Her uncle, Yovanny Santos, 41, said cops told the family they had found cocaine in the pockets of the older man.
But he said they told him that it was likely a deadly mix of heroin that killed the father and son.
“It’s something awful, these drugs being sold on the street that kill people. It makes it so they can’t breathe. This is what killed them,” Santos said. “These people selling drugs on the street, they don’t care about killing people for it. They don’t care. They just want to make money.”
The News has closely chronicled the opioid epidemic in New York City, where authorities say 1,300 people died of overdoses last year. That figure is more than twice the number of murder and car crash victims combined. Opioid overdoses accounted for about 80% of those deaths, and of those, 90% were caused by heroin or fentanyl.
Carlos Andrade, a construction worker, had traveled from Maryland for the party.
Relatives said he had been inside his father’s first-floor apartment when, they said, the pair headed outside for a smoke, according to police.
When they didn’t return, Jasmin Santos went looking for them and discovered the nightmarish scene, police and relatives said.
She was terrified at the sight of her children’s father gasping for air.
“She saw him all with his face swelled up purple,” Yovanny Santos said.
“I’m so surprised because I know Carlos, and I never know that he used drugs or anything like that.”
He said the 4-year-old boy had asked him where his dad had gone.
“I told him he just went out for a bit. I don’t know what to say,” he said. “This kid was crazy about his dad. He and his dad were together always. I don’t know what he’s going to do now.”

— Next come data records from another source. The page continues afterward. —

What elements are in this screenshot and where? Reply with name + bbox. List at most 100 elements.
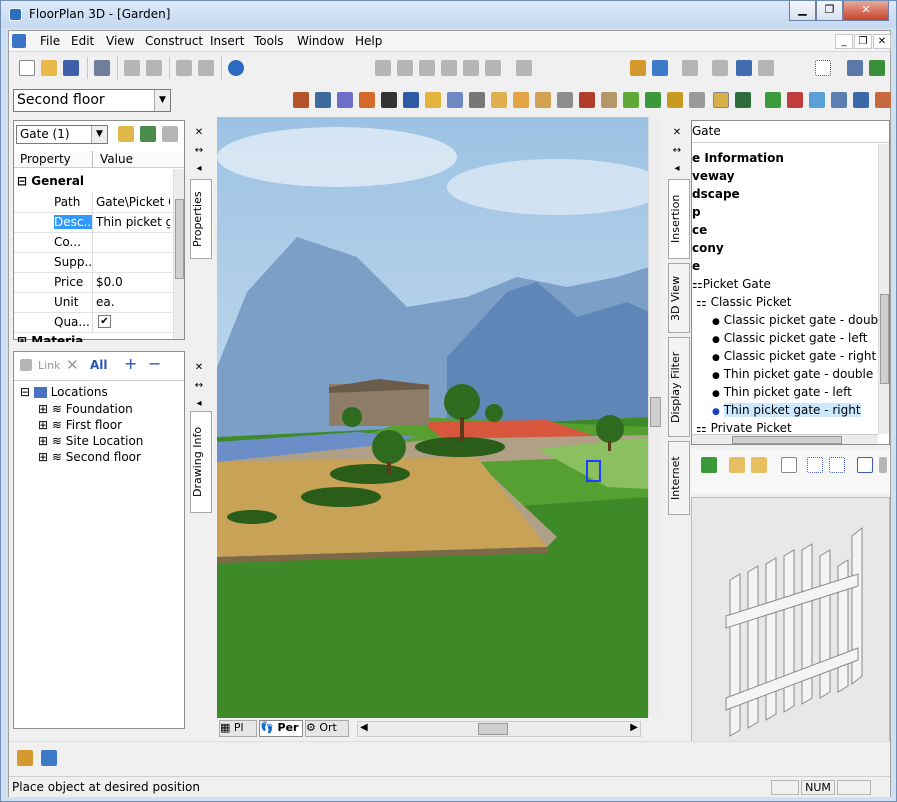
tab-drawing-info[interactable]: Drawing Info <box>190 411 212 513</box>
pointer-icon[interactable] <box>162 126 178 142</box>
text-tool-icon[interactable] <box>682 60 698 76</box>
panel-pin-controls-2[interactable]: ✕ ↔ ◂ <box>192 359 206 413</box>
menu-window[interactable]: Window <box>297 34 344 48</box>
paste-icon[interactable] <box>146 60 162 76</box>
tab-ortho[interactable]: ⚙ Ort <box>305 720 349 737</box>
paint-icon[interactable] <box>831 92 847 108</box>
insertion-vscrollbar[interactable] <box>878 144 889 434</box>
panel-pin-controls[interactable]: ✕ ↔ ◂ <box>192 124 206 178</box>
plant-icon[interactable] <box>735 92 751 108</box>
property-row[interactable]: Path Gate\Picket C <box>14 193 172 213</box>
fence-icon[interactable] <box>713 92 729 108</box>
menu-construct[interactable]: Construct <box>145 34 203 48</box>
eraser-icon[interactable] <box>712 60 728 76</box>
library-item[interactable]: ● Thin picket gate - right <box>712 403 861 417</box>
property-value[interactable]: Thin picket g <box>96 215 170 229</box>
measure-icon[interactable] <box>41 750 57 766</box>
scene-render[interactable] <box>217 117 649 718</box>
collapse-all-button[interactable]: − <box>148 354 161 373</box>
collapse-icon[interactable]: ⊟ <box>17 174 27 188</box>
menu-edit[interactable]: Edit <box>71 34 94 48</box>
right-pin-controls[interactable]: ✕ ↔ ◂ <box>670 124 684 178</box>
tab-insertion[interactable]: Insertion <box>668 179 690 259</box>
col-value[interactable]: Value <box>100 152 133 166</box>
property-row[interactable]: Price $0.0 <box>14 273 172 293</box>
property-row[interactable]: Co... <box>14 233 172 253</box>
mdi-minimize-button[interactable]: _ <box>835 34 853 49</box>
wall-icon[interactable] <box>337 92 353 108</box>
sort-icon[interactable] <box>857 457 873 473</box>
object-select[interactable]: Gate (1) ▼ <box>16 125 108 144</box>
group-material[interactable]: ⊞ Materia <box>17 334 83 342</box>
link-button[interactable]: Link <box>38 359 61 372</box>
expand-icon[interactable]: ⊞ <box>17 334 27 342</box>
menu-tools[interactable]: Tools <box>254 34 284 48</box>
appliance-icon[interactable] <box>557 92 573 108</box>
insertion-hscrollbar[interactable] <box>692 434 878 444</box>
library-item[interactable]: e Information <box>692 151 784 165</box>
expand-all-button[interactable]: + <box>124 354 137 373</box>
layout-icon[interactable] <box>847 60 863 76</box>
terrain-icon[interactable] <box>623 92 639 108</box>
all-button[interactable]: All <box>90 358 108 372</box>
delete-icon[interactable]: ✕ <box>66 356 79 374</box>
save-icon[interactable] <box>63 60 79 76</box>
property-row[interactable]: Qua... ✔ <box>14 313 172 333</box>
library-item[interactable]: cony <box>692 241 724 255</box>
expand-icon[interactable]: ⊞ <box>38 434 48 448</box>
property-row[interactable]: Supp... <box>14 253 172 273</box>
library-item[interactable]: ⚏Picket Gate <box>692 277 771 291</box>
tree-item[interactable]: ⊞ ≋ Foundation <box>38 402 133 416</box>
chevron-down-icon[interactable]: ▼ <box>91 126 107 143</box>
fireplace-icon[interactable] <box>579 92 595 108</box>
menu-file[interactable]: File <box>40 34 60 48</box>
tab-3d-view[interactable]: 3D View <box>668 263 690 333</box>
menu-view[interactable]: View <box>106 34 134 48</box>
print-icon[interactable] <box>94 60 110 76</box>
close-button[interactable]: ✕ <box>843 1 889 21</box>
light-icon[interactable] <box>765 92 781 108</box>
insert-icon[interactable] <box>701 457 717 473</box>
copy-item-icon[interactable] <box>781 457 797 473</box>
library-item[interactable]: p <box>692 205 701 219</box>
open-folder-icon[interactable] <box>41 60 57 76</box>
copy-icon[interactable] <box>124 60 140 76</box>
library-item[interactable]: dscape <box>692 187 740 201</box>
grid-icon[interactable] <box>815 60 831 76</box>
column-icon[interactable] <box>425 92 441 108</box>
schedule-icon[interactable] <box>736 60 752 76</box>
roof-icon[interactable] <box>359 92 375 108</box>
3d-viewport[interactable] <box>217 117 649 718</box>
expand-icon[interactable]: ⊞ <box>38 418 48 432</box>
tab-perspective[interactable]: 👣 Per <box>259 720 303 737</box>
folder-icon[interactable] <box>729 457 745 473</box>
property-value[interactable]: ✔ <box>98 315 111 328</box>
pan-icon[interactable] <box>441 60 457 76</box>
zoom-out-icon[interactable] <box>397 60 413 76</box>
library-item[interactable]: ⚏ Classic Picket <box>692 295 791 309</box>
more-icon[interactable] <box>879 457 887 473</box>
tripod-icon[interactable] <box>469 92 485 108</box>
redo-icon[interactable] <box>198 60 214 76</box>
library-item[interactable]: ● Classic picket gate - left <box>712 331 867 345</box>
library-item[interactable]: ● Classic picket gate - double <box>712 313 889 327</box>
tab-properties[interactable]: Properties <box>190 179 212 259</box>
zoom-in-icon[interactable] <box>375 60 391 76</box>
library-item[interactable]: ● Classic picket gate - right <box>712 349 876 363</box>
library-browser-icon[interactable] <box>17 750 33 766</box>
floor-select[interactable]: Second floor ▼ <box>13 89 171 112</box>
link-icon[interactable] <box>20 359 32 371</box>
box-icon[interactable] <box>491 92 507 108</box>
render-icon[interactable] <box>875 92 891 108</box>
select-none-icon[interactable] <box>829 457 845 473</box>
window-tool-icon[interactable] <box>315 92 331 108</box>
help-icon[interactable] <box>228 60 244 76</box>
furniture-icon[interactable] <box>601 92 617 108</box>
select-objects-icon[interactable] <box>118 126 134 142</box>
menu-insert[interactable]: Insert <box>210 34 244 48</box>
expand-icon[interactable]: ⊞ <box>38 450 48 464</box>
apply-icon[interactable] <box>140 126 156 142</box>
zoom-fit-icon[interactable] <box>485 60 501 76</box>
property-row[interactable]: Unit ea. <box>14 293 172 313</box>
library-icon[interactable] <box>630 60 646 76</box>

Santos said he planned to take his niece to his home on Long Island for the time being.
“You’re going to have to help out your niece,” a detective at the scene told Santos. “It’s going to be very hard.”
A next-door neighbor said she’d never witnessed any drug activity, but wasn’t shocked by the tragedy.

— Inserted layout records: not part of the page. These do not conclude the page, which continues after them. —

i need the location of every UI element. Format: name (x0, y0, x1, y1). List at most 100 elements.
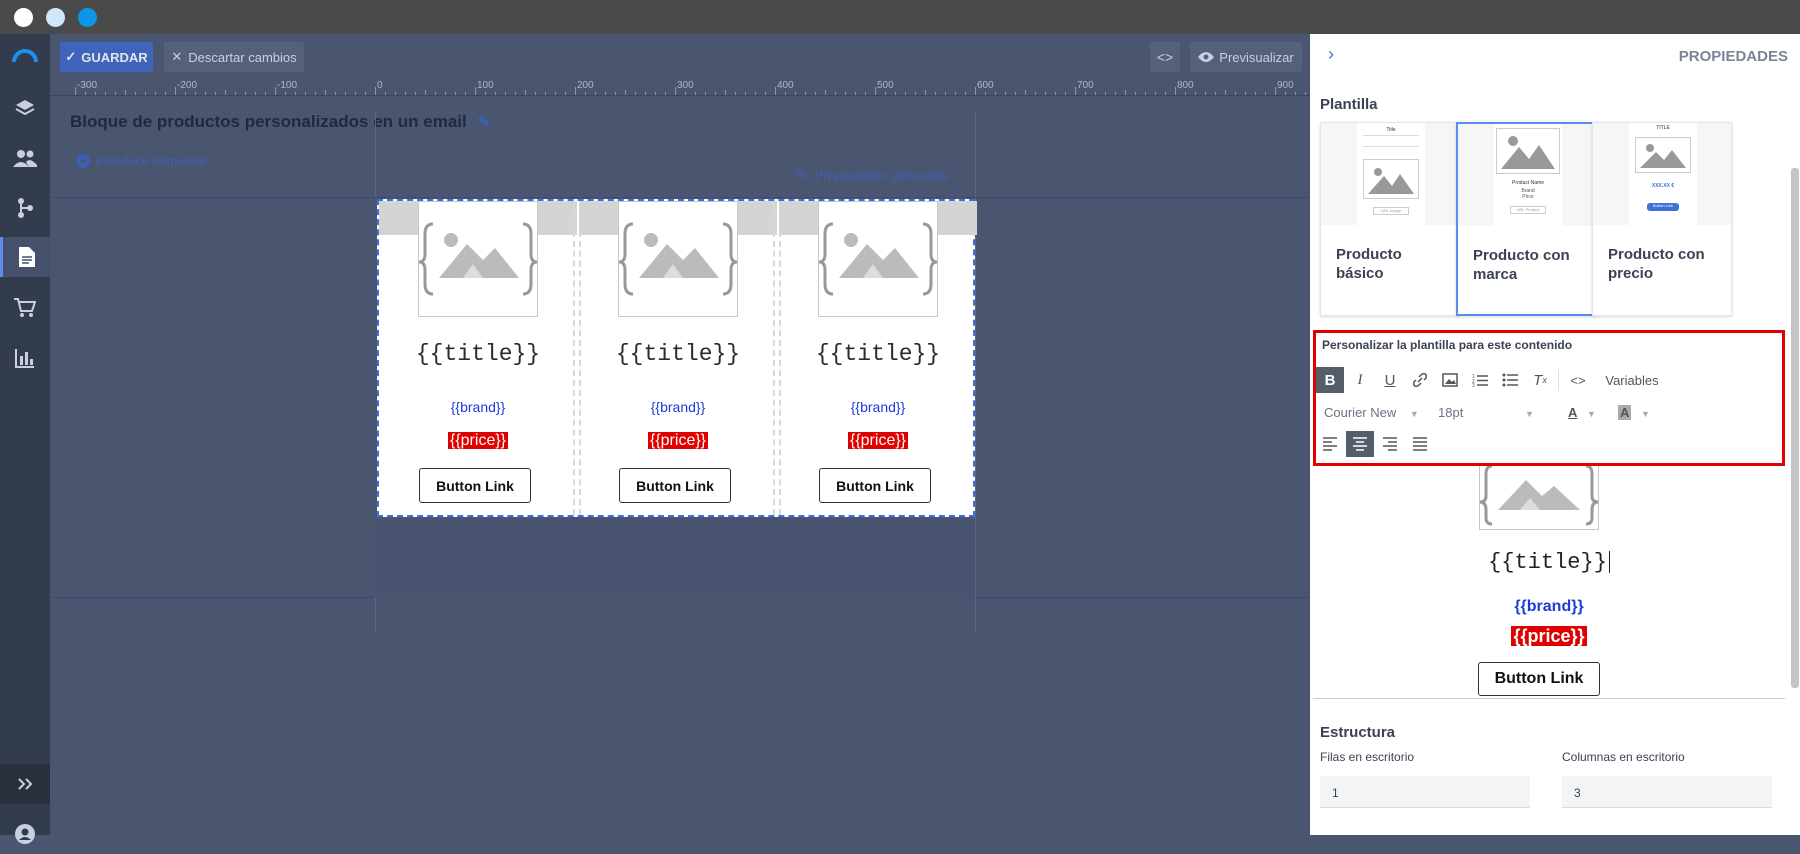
bold-button[interactable]: B (1316, 367, 1344, 393)
align-justify-icon[interactable] (1406, 431, 1434, 457)
link-icon[interactable] (1406, 367, 1434, 393)
item-brand[interactable]: {{brand}} (779, 399, 977, 415)
item-price[interactable]: {{price}} (779, 432, 977, 450)
ruler-minor-tick (225, 90, 226, 95)
automation-flow-icon[interactable] (0, 188, 50, 228)
align-right-icon[interactable] (1376, 431, 1404, 457)
item-title[interactable]: {{title}} (779, 341, 977, 367)
thumb-title: Product Name (1512, 180, 1544, 186)
save-button[interactable]: ✓ GUARDAR (60, 42, 153, 72)
bullet-list-icon[interactable] (1496, 367, 1524, 393)
ruler-tick (1175, 87, 1176, 95)
close-icon: ✕ (171, 49, 183, 64)
ruler-minor-tick (255, 92, 256, 95)
ruler-minor-tick (145, 92, 146, 95)
user-account-icon[interactable] (0, 814, 50, 854)
ruler-tick (1275, 87, 1276, 95)
analytics-chart-icon[interactable] (0, 338, 50, 378)
item-title[interactable]: {{title}} (379, 341, 577, 367)
discard-changes-button[interactable]: ✕ Descartar cambios (164, 42, 304, 72)
text-color-picker[interactable]: A ▼ (1568, 405, 1596, 420)
align-center-icon[interactable] (1346, 431, 1374, 457)
template-thumbnail: Product Name Brand Price URL Product (1458, 124, 1594, 226)
window-maximize-button[interactable] (78, 8, 97, 27)
item-brand[interactable]: {{brand}} (579, 399, 777, 415)
preview-button-link[interactable]: Button Link (1478, 662, 1600, 696)
ruler-minor-tick (85, 92, 86, 95)
template-card-basic[interactable]: Title URL image Producto básico (1320, 122, 1460, 316)
ruler-minor-tick (155, 92, 156, 95)
ruler-minor-tick (585, 92, 586, 95)
ruler-label: 400 (777, 80, 794, 91)
product-item-column[interactable]: Item 2 {{title}} {{brand}} {{price}} Button … (579, 201, 777, 515)
underline-button[interactable]: U (1376, 367, 1404, 393)
window-close-button[interactable] (14, 8, 33, 27)
ruler-minor-tick (395, 92, 396, 95)
ruler-label: 100 (477, 80, 494, 91)
toolbar-divider (1558, 369, 1559, 391)
scrollbar-thumb[interactable] (1791, 168, 1799, 688)
background-color-picker[interactable]: A ▼ (1618, 405, 1650, 420)
layers-icon[interactable] (0, 88, 50, 128)
source-code-icon[interactable]: <> (1564, 367, 1592, 393)
item-header-label: Item 3 (857, 209, 899, 226)
ruler-minor-tick (925, 90, 926, 95)
tags-label: Introduce etiquetas (95, 153, 206, 168)
app-logo-icon[interactable] (0, 36, 50, 76)
templates-document-icon[interactable] (0, 237, 50, 277)
item-button-link[interactable]: Button Link (819, 468, 931, 503)
font-family-select[interactable]: Courier New ▼ (1324, 405, 1424, 420)
ruler-minor-tick (1285, 92, 1286, 95)
item-button-link[interactable]: Button Link (619, 468, 731, 503)
collapse-panel-chevron-icon[interactable]: › (1328, 44, 1334, 65)
ruler-minor-tick (95, 92, 96, 95)
product-block[interactable]: Item 1 {{title}} {{brand}} {{price}} Button … (377, 199, 977, 517)
align-left-icon[interactable] (1316, 431, 1344, 457)
item-title[interactable]: {{title}} (579, 341, 777, 367)
item-button-link[interactable]: Button Link (419, 468, 531, 503)
general-properties-link[interactable]: ✎ Propiedades generales (795, 165, 948, 185)
shopping-cart-icon[interactable] (0, 288, 50, 328)
add-tags-link[interactable]: + Introduce etiquetas (76, 153, 206, 168)
code-view-button[interactable]: <> (1150, 42, 1180, 72)
template-card-brand[interactable]: Product Name Brand Price URL Product Pro… (1456, 122, 1596, 316)
template-content-editor[interactable]: {{title}} {{brand}} {{price}} Button Lin… (1313, 464, 1785, 734)
insert-image-icon[interactable] (1436, 367, 1464, 393)
product-item-column[interactable]: Item 1 {{title}} {{brand}} {{price}} Button … (379, 201, 577, 515)
panel-scrollbar[interactable] (1790, 78, 1800, 698)
ruler-minor-tick (1245, 92, 1246, 95)
font-size-select[interactable]: 18pt ▼ (1438, 405, 1538, 420)
item-price[interactable]: {{price}} (579, 432, 777, 450)
expand-sidebar-icon[interactable] (0, 764, 50, 804)
template-card-price[interactable]: TITLE XXX.XX € Button Link Producto con … (1592, 122, 1732, 316)
clear-formatting-icon[interactable]: Tx (1526, 367, 1554, 393)
desktop-rows-input[interactable]: 1 (1320, 776, 1530, 808)
desktop-columns-input[interactable]: 3 (1562, 776, 1772, 808)
variables-dropdown[interactable]: Variables (1598, 367, 1666, 393)
ruler-minor-tick (735, 92, 736, 95)
item-header-label: Item 1 (457, 209, 499, 226)
italic-button[interactable]: I (1346, 367, 1374, 393)
ruler-minor-tick (1205, 92, 1206, 95)
ruler-minor-tick (865, 92, 866, 95)
item-price[interactable]: {{price}} (379, 432, 577, 450)
product-item-column[interactable]: Item 3 {{title}} {{brand}} {{price}} Button … (779, 201, 977, 515)
ruler-minor-tick (755, 92, 756, 95)
edit-pencil-icon[interactable]: ✎ (477, 114, 490, 131)
preview-button[interactable]: Previsualizar (1190, 42, 1302, 72)
preview-brand[interactable]: {{brand}} (1313, 598, 1785, 616)
ruler-minor-tick (715, 92, 716, 95)
item-brand[interactable]: {{brand}} (379, 399, 577, 415)
preview-price[interactable]: {{price}} (1313, 626, 1785, 647)
window-minimize-button[interactable] (46, 8, 65, 27)
ruler-minor-tick (765, 92, 766, 95)
ordered-list-icon[interactable]: 123 (1466, 367, 1494, 393)
ruler-label: 200 (577, 80, 594, 91)
ruler-minor-tick (1005, 92, 1006, 95)
dropdown-arrow-icon: ▼ (1641, 409, 1650, 419)
contacts-icon[interactable] (0, 138, 50, 178)
ruler-minor-tick (235, 92, 236, 95)
ruler-minor-tick (945, 92, 946, 95)
ruler-minor-tick (565, 92, 566, 95)
preview-title[interactable]: {{title}} (1313, 550, 1785, 575)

“I’m not surprised,” she said. “They’re out there drinking all the time. I wouldn’t be surprised if drink led them to drugs.”
The police investigation is ongoing. The city medical examiner will determine an exact cause of death. “It’s just a sad thing, that’s it, a father-and-son thing,” said a second detective investigating the double death.
“Once you do it and you get sucked in, everything else is secondary.”